PAIR addresses a fundamental challenge in multi-turn LLM agent optimization—credit assignment in reinforcement learning—with a novel, principled approach that repurposes internal hidden states as reward signals. It identifies a new phenomenon (prefix contamination degrading probes), proposes an elegant two-stage solution, and enables practical dense reward signals without external dependencies. This has broad applicability across agentic AI systems. Paper 2, while valuable for challenging claims about chess LLMs and demonstrating memorization vs. generalization, is more domain-specific (chess) and primarily a critical/empirical contribution rather than introducing a broadly applicable new method.

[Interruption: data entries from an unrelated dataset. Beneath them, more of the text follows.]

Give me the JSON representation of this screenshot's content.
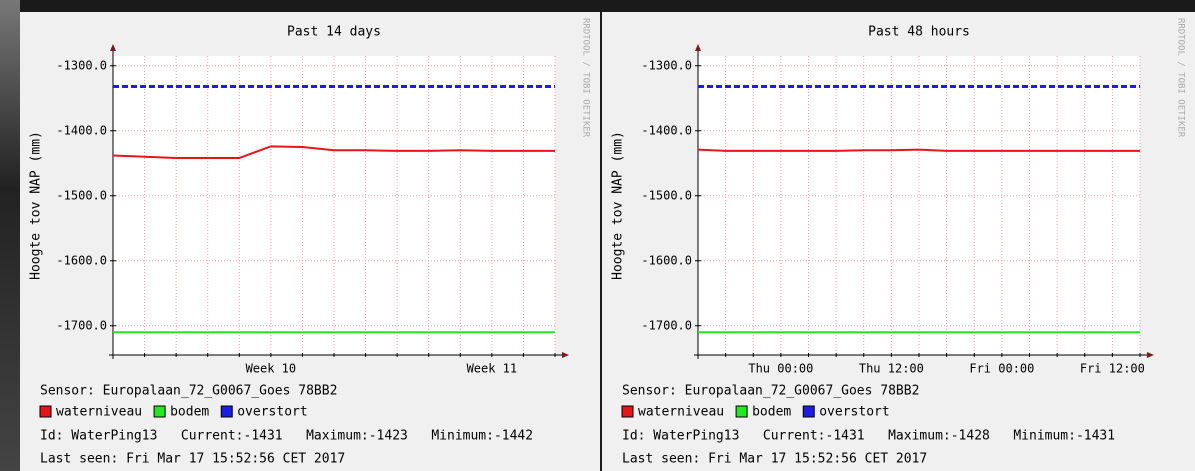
{
  "chart_data": [
    {
      "type": "line",
      "title": "Past 14 days",
      "y_label": "Hoogte tov NAP (mm)",
      "watermark": "RRDTOOL / TOBI OETIKER",
      "categories": [
        null,
        null,
        null,
        null,
        null,
        "Week 10",
        null,
        null,
        null,
        null,
        null,
        null,
        "Week 11",
        null,
        null
      ],
      "series": [
        {
          "name": "waterniveau",
          "color": "#e8141b",
          "line_style": "solid",
          "values": [
            -1438,
            -1440,
            -1442,
            -1442,
            -1442,
            -1424,
            -1425,
            -1430,
            -1430,
            -1431,
            -1431,
            -1430,
            -1431,
            -1431,
            -1431
          ]
        },
        {
          "name": "bodem",
          "color": "#22e81e",
          "line_style": "solid",
          "values": [
            -1710,
            -1710,
            -1710,
            -1710,
            -1710,
            -1710,
            -1710,
            -1710,
            -1710,
            -1710,
            -1710,
            -1710,
            -1710,
            -1710,
            -1710
          ]
        },
        {
          "name": "overstort",
          "color": "#1c1ce6",
          "line_style": "dashed",
          "values": [
            -1332,
            -1332,
            -1332,
            -1332,
            -1332,
            -1332,
            -1332,
            -1332,
            -1332,
            -1332,
            -1332,
            -1332,
            -1332,
            -1332,
            -1332
          ]
        }
      ],
      "ylim": [
        -1745,
        -1285
      ],
      "yticks": [
        {
          "value": -1300,
          "label": "-1300.0"
        },
        {
          "value": -1400,
          "label": "-1400.0"
        },
        {
          "value": -1500,
          "label": "-1500.0"
        },
        {
          "value": -1600,
          "label": "-1600.0"
        },
        {
          "value": -1700,
          "label": "-1700.0"
        }
      ],
      "grid": true,
      "sensor": "Sensor: Europalaan_72_G0067_Goes 78BB2",
      "status": "Id: WaterPing13   Current:-1431   Maximum:-1423   Minimum:-1442",
      "last_seen": "Last seen: Fri Mar 17 15:52:56 CET 2017"
    },
    {
      "type": "line",
      "title": "Past 48 hours",
      "y_label": "Hoogte tov NAP (mm)",
      "watermark": "RRDTOOL / TOBI OETIKER",
      "categories": [
        null,
        null,
        null,
        "Thu 00:00",
        null,
        null,
        null,
        "Thu 12:00",
        null,
        null,
        null,
        "Fri 00:00",
        null,
        null,
        null,
        "Fri 12:00",
        null
      ],
      "series": [
        {
          "name": "waterniveau",
          "color": "#e8141b",
          "line_style": "solid",
          "values": [
            -1429,
            -1431,
            -1431,
            -1431,
            -1431,
            -1431,
            -1430,
            -1430,
            -1429,
            -1431,
            -1431,
            -1431,
            -1431,
            -1431,
            -1431,
            -1431,
            -1431
          ]
        },
        {
          "name": "bodem",
          "color": "#22e81e",
          "line_style": "solid",
          "values": [
            -1710,
            -1710,
            -1710,
            -1710,
            -1710,
            -1710,
            -1710,
            -1710,
            -1710,
            -1710,
            -1710,
            -1710,
            -1710,
            -1710,
            -1710,
            -1710,
            -1710
          ]
        },
        {
          "name": "overstort",
          "color": "#1c1ce6",
          "line_style": "dashed",
          "values": [
            -1332,
            -1332,
            -1332,
            -1332,
            -1332,
            -1332,
            -1332,
            -1332,
            -1332,
            -1332,
            -1332,
            -1332,
            -1332,
            -1332,
            -1332,
            -1332,
            -1332
          ]
        }
      ],
      "ylim": [
        -1745,
        -1285
      ],
      "yticks": [
        {
          "value": -1300,
          "label": "-1300.0"
        },
        {
          "value": -1400,
          "label": "-1400.0"
        },
        {
          "value": -1500,
          "label": "-1500.0"
        },
        {
          "value": -1600,
          "label": "-1600.0"
        },
        {
          "value": -1700,
          "label": "-1700.0"
        }
      ],
      "grid": true,
      "sensor": "Sensor: Europalaan_72_G0067_Goes 78BB2",
      "status": "Id: WaterPing13   Current:-1431   Maximum:-1428   Minimum:-1431",
      "last_seen": "Last seen: Fri Mar 17 15:52:56 CET 2017"
    }
  ]
}
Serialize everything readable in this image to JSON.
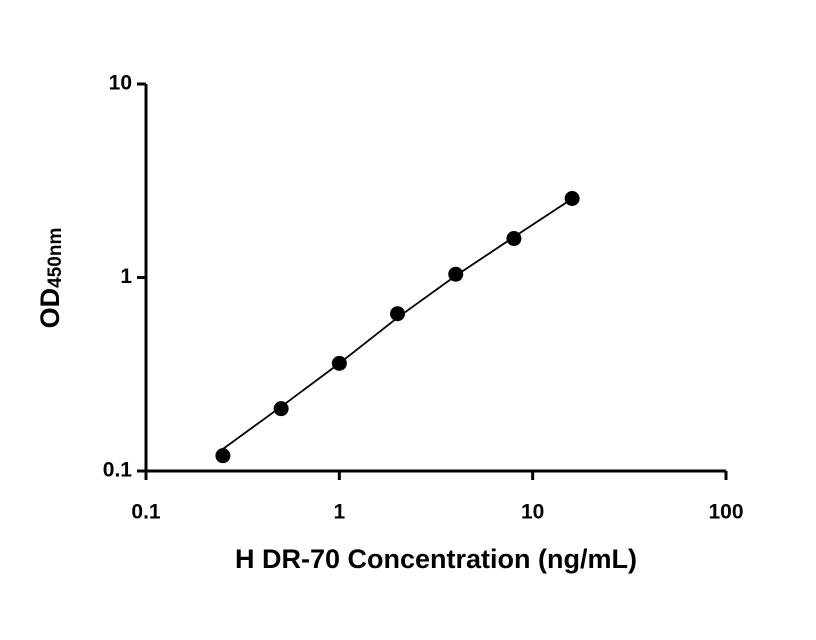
{
  "chart_data": {
    "type": "scatter",
    "x_label": "H DR-70 Concentration (ng/mL)",
    "y_label": {
      "main": "OD",
      "sub": "450nm"
    },
    "x": [
      0.25,
      0.5,
      1,
      2,
      4,
      8,
      16
    ],
    "values": [
      0.12,
      0.21,
      0.36,
      0.65,
      1.04,
      1.59,
      2.56
    ],
    "color": "#000000",
    "fit": {
      "x": [
        0.25,
        0.5,
        1,
        2,
        4,
        8,
        16
      ],
      "values": [
        0.13,
        0.215,
        0.36,
        0.62,
        1.02,
        1.62,
        2.55
      ]
    },
    "xscale": "log",
    "yscale": "log",
    "xlim": [
      0.1,
      100
    ],
    "ylim": [
      0.1,
      10
    ],
    "xticks": [
      0.1,
      1,
      10,
      100
    ],
    "yticks": [
      0.1,
      1,
      10
    ]
  }
}
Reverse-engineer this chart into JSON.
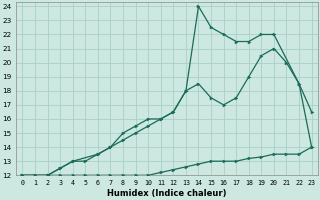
{
  "xlabel": "Humidex (Indice chaleur)",
  "background_color": "#cce8e0",
  "line_color": "#1a6b5a",
  "grid_color": "#aacfc8",
  "xlim": [
    -0.5,
    23.5
  ],
  "ylim": [
    12,
    24.3
  ],
  "xticks": [
    0,
    1,
    2,
    3,
    4,
    5,
    6,
    7,
    8,
    9,
    10,
    11,
    12,
    13,
    14,
    15,
    16,
    17,
    18,
    19,
    20,
    21,
    22,
    23
  ],
  "yticks": [
    12,
    13,
    14,
    15,
    16,
    17,
    18,
    19,
    20,
    21,
    22,
    23,
    24
  ],
  "line1_x": [
    0,
    1,
    2,
    3,
    4,
    5,
    6,
    7,
    8,
    9,
    10,
    11,
    12,
    13,
    14,
    15,
    16,
    17,
    18,
    19,
    20,
    21,
    22,
    23
  ],
  "line1_y": [
    12,
    12,
    12,
    12,
    12,
    12,
    12,
    12,
    12,
    12,
    12,
    12.2,
    12.4,
    12.6,
    12.8,
    13,
    13,
    13,
    13.2,
    13.3,
    13.5,
    13.5,
    13.5,
    14
  ],
  "line2_x": [
    0,
    2,
    3,
    4,
    5,
    6,
    7,
    8,
    9,
    10,
    11,
    12,
    13,
    14,
    15,
    16,
    17,
    18,
    19,
    20,
    21,
    22,
    23
  ],
  "line2_y": [
    12,
    12,
    12.5,
    13,
    13,
    13.5,
    14,
    14.5,
    15,
    15.5,
    16,
    16.5,
    18,
    18.5,
    17.5,
    17,
    17.5,
    19,
    20.5,
    21,
    20,
    18.5,
    16.5
  ],
  "line3_x": [
    0,
    2,
    3,
    4,
    6,
    7,
    8,
    9,
    10,
    11,
    12,
    13,
    14,
    15,
    16,
    17,
    18,
    19,
    20,
    22,
    23
  ],
  "line3_y": [
    12,
    12,
    12.5,
    13,
    13.5,
    14,
    15,
    15.5,
    16,
    16,
    16.5,
    18,
    24,
    22.5,
    22,
    21.5,
    21.5,
    22,
    22,
    18.5,
    14
  ]
}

Paper 2 likely has higher scientific impact due to its methodological novelty (prefix-aware internal reward modeling to enable dense step-level signals), broad applicability to multi-turn agent optimization across domains, and strong timeliness given current interest in RL for LLM agents and GRPO-like methods. It targets a core bottleneck—credit assignment without expensive rollouts, judges, or ground truth—offering practical scalability. Paper 1 is valuable and application-relevant, but its impact is narrower (CBT distress estimation) and more dataset/evaluation-centric with constrained generalization due to data privacy and domain specificity.
Paper 2 introduces a novel, broadly applicable training component (PAIR) that provides dense step-level rewards for multi-turn agent optimization without costly rollouts, external judges, or per-step ground truth—addressing a key bottleneck in RL/RLAIF for LLM agents. The method is technically innovative (prefix-contamination analysis + hybrid probe/attention correction), likely to be reusable across tasks and labs, and highly timely given current focus on agentic multi-step reasoning and efficient RL. Paper 1 offers important diagnostic insights about LLM negotiation limits, but is more domain-specific and primarily descriptive rather than enabling a general new capability.
Paper 2 is likely higher impact: it introduces a novel, generally applicable training signal (dense step-level rewards) for multi-turn agent optimization without external judges or ground-truth, directly addressing a key bottleneck in RLHF-style methods (credit assignment) with low inference cost. The approach is methodologically grounded (diagnosis of prefix contamination, then a two-stage corrective model) and broadly relevant across LLM agent training, alignment, and RL. Paper 1 is valuable infrastructure for web-agent evaluation, but its impact is more domain-specific (e-commerce) and benchmark-focused rather than a widely reusable learning method.